RADIUS Authentication (Windows Server)

RADIUS Authentication (Windows Server)

1.0 Introduction

This article will walk you through enabling Active Directory authentication for SSL VPN users using RADIUS.

2.0 Requirements

IoT-max™ Appliance
Securolytics Firewall License
Windows Server 2012 R2 or newer

3.0 Windows Server Configuration

3.1 Add Server Role

Open the Server Manager application.
Access the Manage menu and click on Add roles and features.

Windows Server Add Role

Access the Server roles screen, select the Network Policy and Access Service option
Click Next

Network Policy and Access Service

On the following screen, click on the Add features button.

network policy features

On the Role service screen, click on the Next Button.

network policy server

On the next screen, click on the Install button.

radius server installation on windows

This completes the RADIUS server installation on Windows Server.

3.2 Create an SSL VPN Users Group

On the domain controller, open Active Directory Users and Computers
Create a new group inside the Users container.

RADIUS Active Directory Group

In this example, we will create a new group called "SSL-VPN-Users".

Users that are allowed to connect to the SSL VPN should be added to this group.

3.3 Add Client Devices

On the RADIUS server, open Network Policy Server
You need to authorize the RADIUS server in the Active Directory database.
Right-click on NPS (LOCAL) and select the Register server in Active Directory option.

authorize radius server on windows

On the confirmation screen, click on the OK button.
Next, you need to configure Radius clients.
Radius clients are devices that will be allowed to request authentication from the Radius server.
Note: Do not confuse Radius clients with Radius users.
Right click on Radius Clients folder and select the New option.

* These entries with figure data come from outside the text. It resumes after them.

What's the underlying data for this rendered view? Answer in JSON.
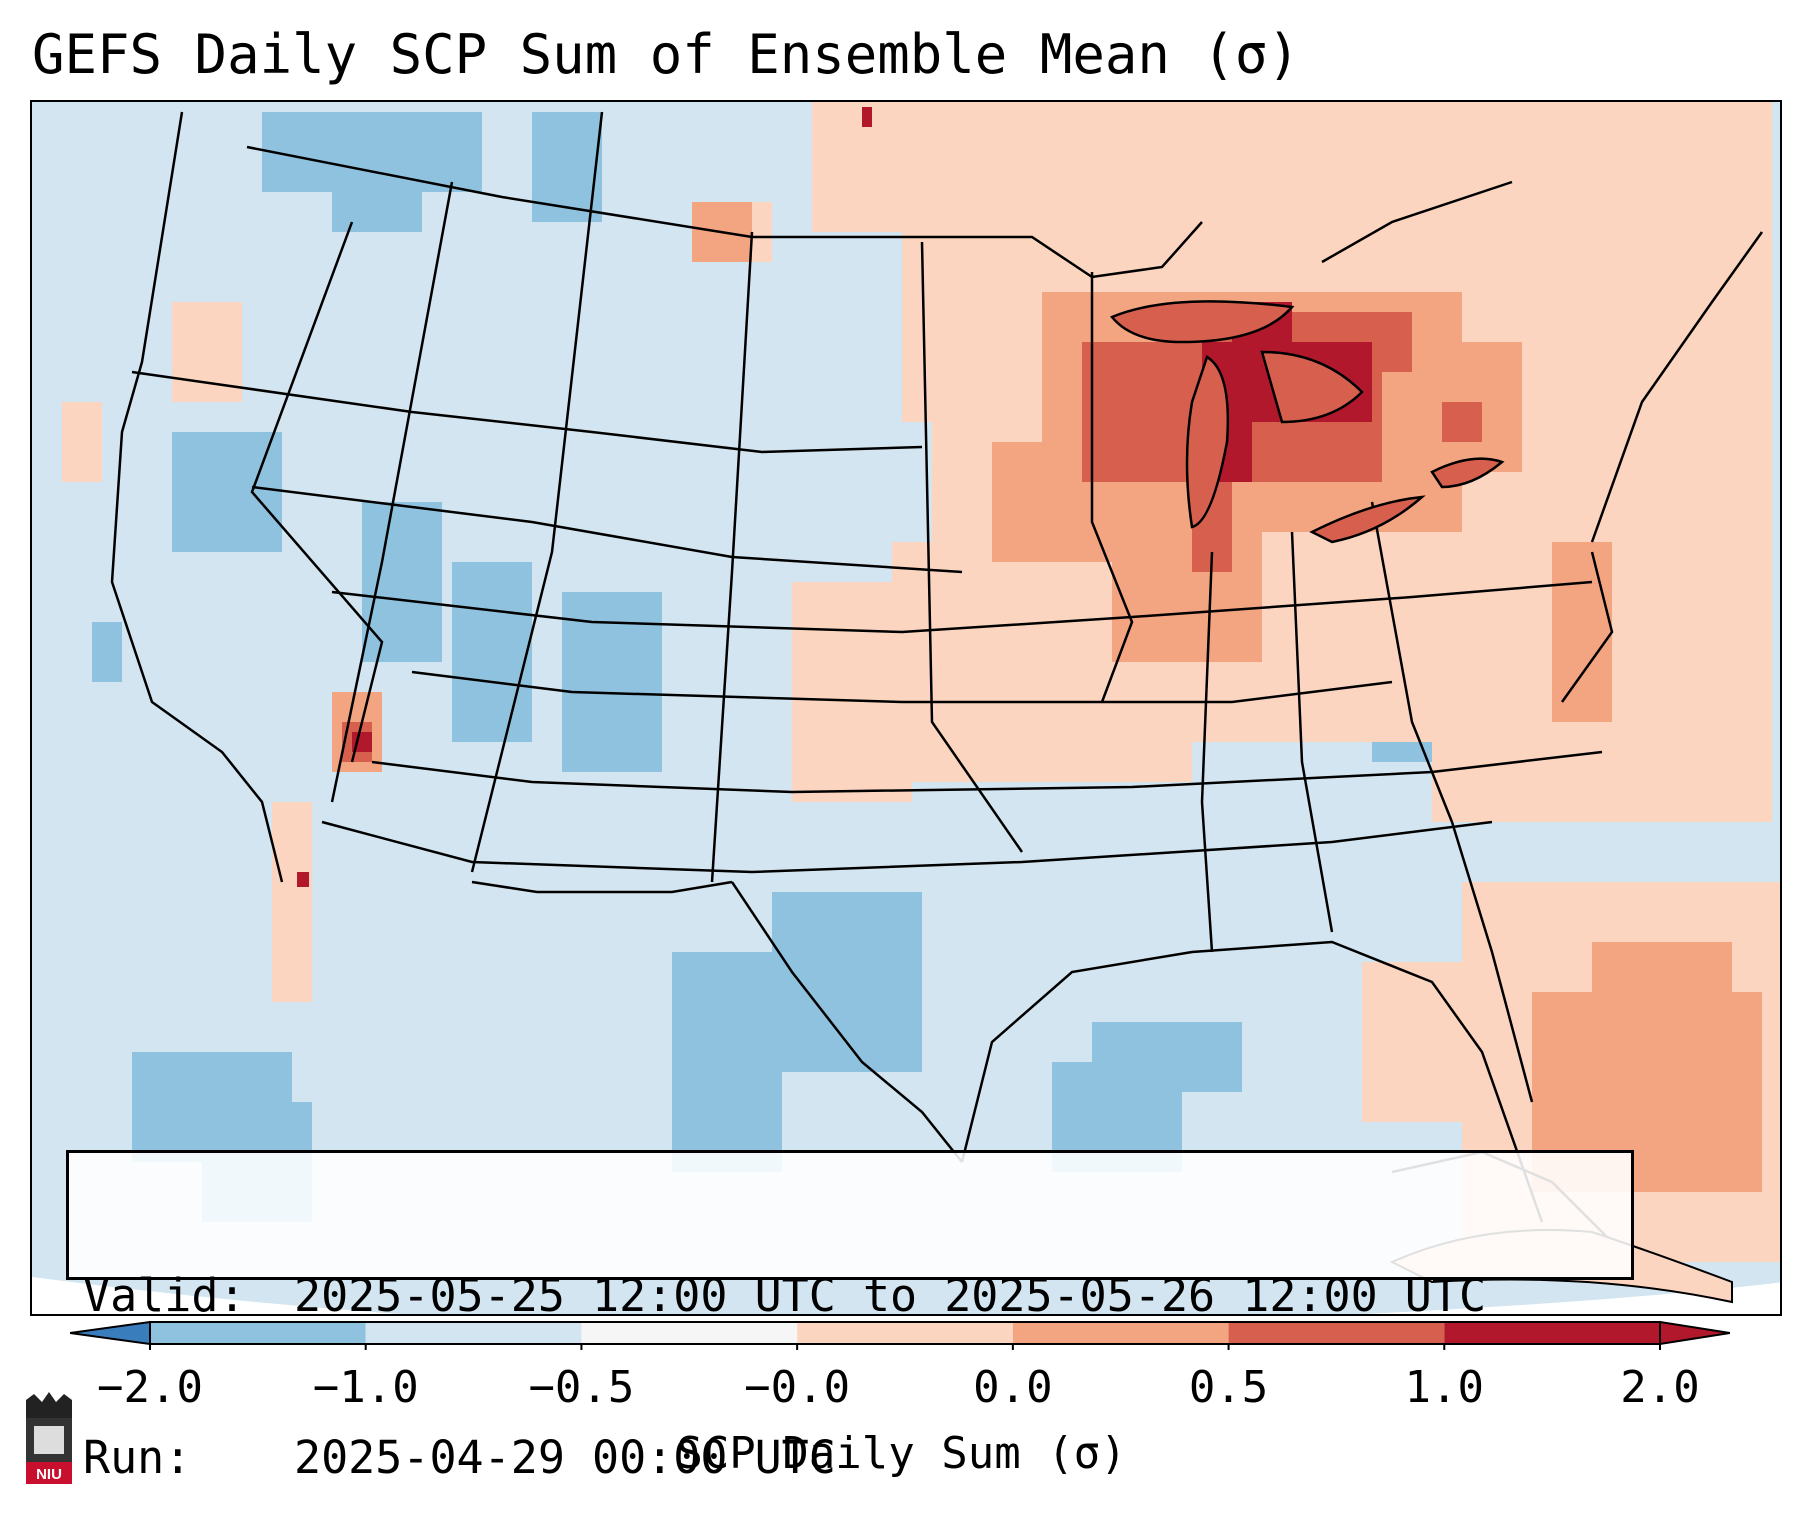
{
  "title": "GEFS Daily SCP Sum of Ensemble Mean (σ)",
  "info": {
    "valid_key": "Valid:",
    "valid_value": "2025-05-25 12:00 UTC to 2025-05-26 12:00 UTC",
    "run_key": "Run:",
    "run_value": "2025-04-29 00:00 UTC"
  },
  "colorbar": {
    "label": "SCP Daily Sum (σ)",
    "ticks": [
      "−2.0",
      "−1.0",
      "−0.5",
      "−0.0",
      "0.0",
      "0.5",
      "1.0",
      "2.0"
    ],
    "colors": [
      "#3a7dbc",
      "#8fc2de",
      "#d2e5f0",
      "#f6f6f6",
      "#fbd5c0",
      "#f3a481",
      "#d6604d",
      "#b2182b"
    ],
    "extend": "both"
  },
  "map": {
    "projection": "Lambert conformal (CONUS)",
    "background_color": "#d2e5f0",
    "region_colors": {
      "negative_strong": "#8fc2de",
      "positive_weak": "#fbd5c0",
      "positive_moderate": "#f3a481",
      "positive_strong": "#d6604d",
      "positive_max": "#b2182b"
    }
  },
  "logo": {
    "text": "NIU",
    "color": "#c8102e"
  }
}
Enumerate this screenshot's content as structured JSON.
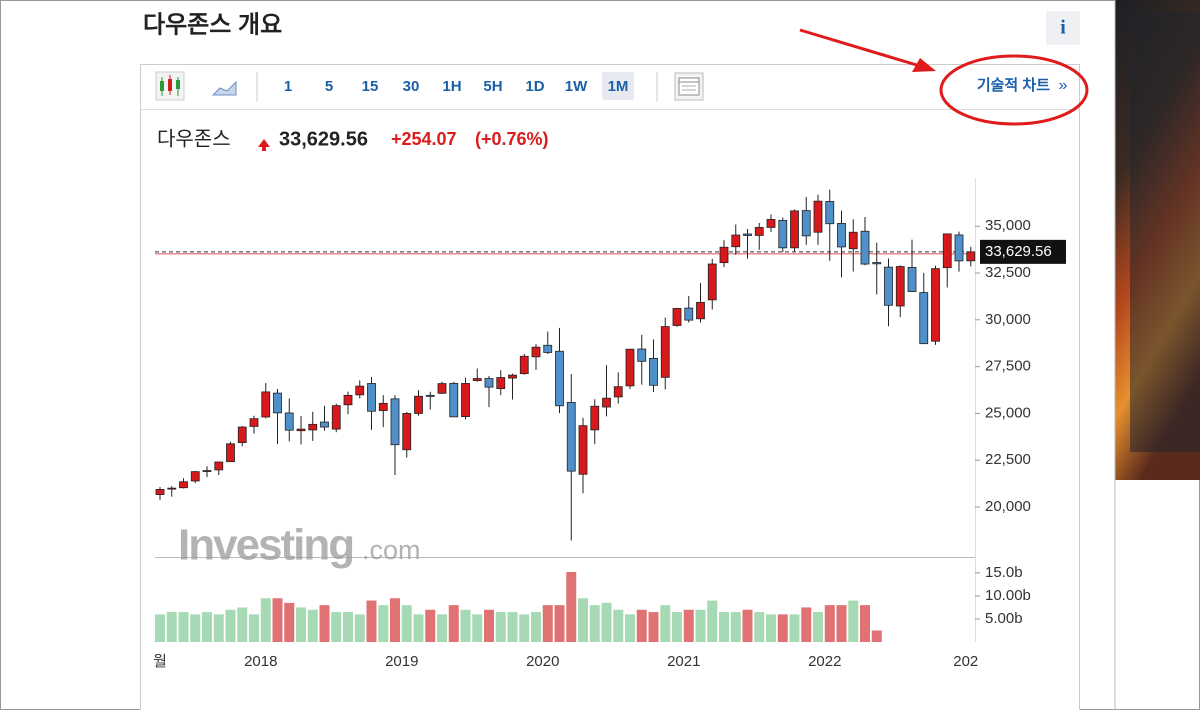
{
  "header": {
    "title": "다우존스 개요",
    "info": "i"
  },
  "toolbar": {
    "intervals": [
      "1",
      "5",
      "15",
      "30",
      "1H",
      "5H",
      "1D",
      "1W",
      "1M"
    ],
    "active": "1M",
    "link": "기술적 차트",
    "link_arrow": "»"
  },
  "quote": {
    "name": "다우존스",
    "price": "33,629.56",
    "change": "+254.07",
    "change_pct": "(+0.76%)"
  },
  "chart_data": {
    "type": "candlestick",
    "categories": [
      "월",
      null,
      null,
      null,
      null,
      null,
      null,
      null,
      null,
      "2018",
      null,
      null,
      null,
      null,
      null,
      null,
      null,
      null,
      null,
      null,
      null,
      "2019",
      null,
      null,
      null,
      null,
      null,
      null,
      null,
      null,
      null,
      null,
      null,
      "2020",
      null,
      null,
      null,
      null,
      null,
      null,
      null,
      null,
      null,
      null,
      null,
      "2021",
      null,
      null,
      null,
      null,
      null,
      null,
      null,
      null,
      null,
      null,
      null,
      "2022",
      null,
      null,
      null,
      null,
      null,
      null,
      null,
      null,
      null,
      null,
      null,
      "202"
    ],
    "open": [
      20665,
      20962,
      21030,
      21392,
      21923,
      21982,
      22423,
      23442,
      24305,
      24809,
      26084,
      25025,
      24076,
      24117,
      24541,
      24161,
      25461,
      25991,
      26598,
      25152,
      25779,
      23058,
      24999,
      25965,
      26075,
      26605,
      24830,
      26755,
      26864,
      26324,
      26887,
      27124,
      28024,
      28639,
      28320,
      25590,
      21750,
      24120,
      25342,
      25880,
      26471,
      28440,
      27940,
      26925,
      29697,
      30627,
      30054,
      31065,
      33054,
      33904,
      34584,
      34507,
      34935,
      35312,
      33844,
      35833,
      34678,
      36322,
      35150,
      33795,
      34730,
      33061,
      32813,
      30737,
      32798,
      31454,
      28855,
      32785,
      34534,
      33149
    ],
    "high": [
      21070,
      21112,
      21535,
      21930,
      22180,
      22420,
      23485,
      24327,
      24876,
      26617,
      26306,
      25800,
      24858,
      25086,
      25402,
      25520,
      26167,
      26770,
      26951,
      25980,
      25980,
      25075,
      26241,
      26155,
      26696,
      26689,
      26907,
      27398,
      27006,
      27307,
      27122,
      28175,
      28702,
      29374,
      29568,
      27102,
      24764,
      25758,
      27580,
      27195,
      28431,
      29199,
      28958,
      30117,
      30637,
      31272,
      31961,
      33259,
      34256,
      35091,
      34850,
      35171,
      35631,
      35467,
      35892,
      36565,
      36679,
      36952,
      35824,
      35372,
      35492,
      34117,
      33272,
      32910,
      34281,
      32504,
      32889,
      34590,
      34712,
      33900
    ],
    "low": [
      20380,
      20553,
      20990,
      21280,
      21600,
      21710,
      22416,
      23242,
      23922,
      24741,
      23360,
      23509,
      23345,
      23531,
      24077,
      23997,
      24965,
      25802,
      24122,
      24268,
      21713,
      22638,
      24883,
      25208,
      26032,
      24811,
      24680,
      26694,
      25339,
      25979,
      25744,
      27063,
      27325,
      28169,
      25017,
      18214,
      20735,
      23361,
      24843,
      25523,
      26301,
      26537,
      26143,
      26278,
      29626,
      29856,
      29853,
      30547,
      32812,
      33474,
      33271,
      33742,
      34690,
      33614,
      33613,
      34006,
      34006,
      33150,
      32272,
      32578,
      32913,
      31353,
      29653,
      30143,
      31548,
      28715,
      28660,
      31727,
      32573,
      32850
    ],
    "close": [
      20940,
      21009,
      21350,
      21891,
      21948,
      22405,
      23377,
      24272,
      24719,
      26149,
      25029,
      24103,
      24163,
      24416,
      24271,
      25415,
      25965,
      26458,
      25116,
      25538,
      23327,
      24999,
      25916,
      25929,
      26593,
      24815,
      26600,
      26864,
      26403,
      26917,
      27046,
      28051,
      28538,
      28256,
      25409,
      21917,
      24346,
      25383,
      25813,
      26428,
      28430,
      27782,
      26502,
      29639,
      30606,
      29983,
      30932,
      32981,
      33875,
      34529,
      34503,
      34935,
      35361,
      33844,
      35820,
      34484,
      36338,
      35132,
      33893,
      34678,
      32977,
      32990,
      30775,
      32845,
      31510,
      28725,
      32733,
      34590,
      33147,
      33630
    ],
    "volume": [
      6,
      6.5,
      6.5,
      6,
      6.5,
      6,
      7,
      7.5,
      6,
      9.5,
      9.5,
      8.5,
      7.5,
      7,
      8,
      6.5,
      6.5,
      6,
      9,
      8,
      9.5,
      8,
      6,
      7,
      6,
      8,
      7,
      6,
      7,
      6.5,
      6.5,
      6,
      6.5,
      8,
      8,
      15.2,
      9.5,
      8,
      8.5,
      7,
      6,
      7,
      6.5,
      8,
      6.5,
      7,
      7,
      9,
      6.5,
      6.5,
      7,
      6.5,
      6,
      6,
      6,
      7.5,
      6.5,
      8,
      8,
      9,
      8,
      2.5,
      null,
      null,
      null,
      null,
      null,
      null,
      null,
      null
    ],
    "ylim": [
      17330,
      37575
    ],
    "yticks": [
      {
        "value": 20000,
        "label": "20,000"
      },
      {
        "value": 22500,
        "label": "22,500"
      },
      {
        "value": 25000,
        "label": "25,000"
      },
      {
        "value": 27500,
        "label": "27,500"
      },
      {
        "value": 30000,
        "label": "30,000"
      },
      {
        "value": 32500,
        "label": "32,500"
      },
      {
        "value": 35000,
        "label": "35,000"
      }
    ],
    "volume_lim": [
      0,
      17.8
    ],
    "volume_ticks": [
      {
        "value": 5,
        "label": "5.00b"
      },
      {
        "value": 10,
        "label": "10.00b"
      },
      {
        "value": 15,
        "label": "15.0b"
      }
    ],
    "last_price": {
      "value": 33629.56,
      "label": "33,629.56"
    },
    "up_color": "#d7191c",
    "down_color": "#4f8fca",
    "volume_up_color": "#a6dab4",
    "volume_down_color": "#e07274",
    "watermark": {
      "brand": "Investing",
      "suffix": ".com"
    }
  }
}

You need to set the following configuration:

Friendly name: [Hostname of SSL VPN Server]
Address (IP or DNS): [IP address of of SSL VPN Server]
Shared Secret: Manual / [Unique 24 Character String]

The Shared secret will be used to authorize the SSL VPN appliance to use the RADIUS server.
You have now completed the RADIUS client configuration.

3.4 Configure Network Policy

Now, you need to create a Network Polity to allow authentication.
Right click on the Network Policies folder and select the New option.
Enter a name to the network policy and click on the Next button.

nps - network policy name

Click on the Add condition button.
We are going to allow members of the SSL-VPN-Users group to authenticate.

mikrotik radius user group

Select the User group option and click on the Add button.

nps - user group condition

Click on the Add Groups button and locate the SSL-VPN-Users group.
Select the Access granted option and click on the Next button.
This will allow members of the new SSL-VPN-Users group to authenticate on the Radius server.

NPS Access granted

On the Authentication Methods screen, select the Unencrypted authentication (PAP, SPAP) option.

Radius server authentication method

If the following warning is presented, click on the No button.

NPS Warning message

Select the Vendor Specific radius attribute option and click on the Add button

Vendor Specific Settings

Select the Custom vendor option.
Select the Vendor-Specific Attribute and click on the Add button.

Vendor Specific Attribute

Click on the Add button.

Vendor Attribute Information

Set the Vendor Code: 14988
Select: Yes, it conforms.
Click on the Configure Attribute button.

Radius Vendor

Set the Vendor-assigned attribute number: 3
Select the Attribute format: String
Enter the Attribute Value: full

radius attribute full

The NPS Radius server will pass the vendor specific information back to the SSL VPN device.

active directory vendor specific

Verify the RADIUS server configuration summary and click on the Finish button.

Active Directory LDAP

The RADIUS server configuration is now complete.